BOW AND ARROW ACTIVITY: Make a bow by stretching a rubber band so it fits over a ruler lengthwise and rests in the middle. Make arrows by cutting small notches in one end of a popsicle stick. Explain to the children that Jonathan used a bow and arrow to help his friend David know that he was in trouble with King Saul. When Jonathan shot three bows in the air it let David know that he would have to leave the palace in order to be safe. Give each child three popsicle stick “arrows.” Ask them to think of three things they can do this week to help make their friendship with someone stronger. (Ideas: Share more with my friend, Be careful not to gossip about him, etc.) Help them write their ideas on three separate popsicle sticks. Place all the children behind you at one end of the room. Holding the ruler horizontally, place the popsicle stick (at the notched end) in the rubber band. Pull the stick back towards you then let go. The popsicle stick will shoot across the room. Send a child to retrieve it and read what is written on it to the rest of the class. The child who retrieves the arrow is the next to shoot his. (This can be a fun game, but needs to be carefully supervised and may not be a wise idea for some classes.)

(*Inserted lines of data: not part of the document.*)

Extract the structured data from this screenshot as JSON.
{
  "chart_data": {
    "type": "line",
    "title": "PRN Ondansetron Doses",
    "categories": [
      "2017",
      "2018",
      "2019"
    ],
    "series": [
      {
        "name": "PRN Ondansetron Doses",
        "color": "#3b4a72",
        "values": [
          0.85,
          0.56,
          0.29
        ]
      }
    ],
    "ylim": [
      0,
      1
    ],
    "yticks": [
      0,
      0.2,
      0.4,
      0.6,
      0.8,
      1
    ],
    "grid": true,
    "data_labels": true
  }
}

These are great ideas, but is it just me or are they coming a week late? We are on lesson 30 today. Anyone else?
Marie: these are actually two weeks ahead of time for our ward; not sure how to explain the discrepency. You do have stake and general conferences where you live, no (grin)?
Hee, hee…yep we do. Maybe after general conference we’ll be more in sync. Thanks anyway!
Julie…
I\’m just glad I stumbled upon these. You have GREAT ideas. We did \’Pin the Rock on (life size) Goliath\’ last week & while the kids moaned about it – they had a great time.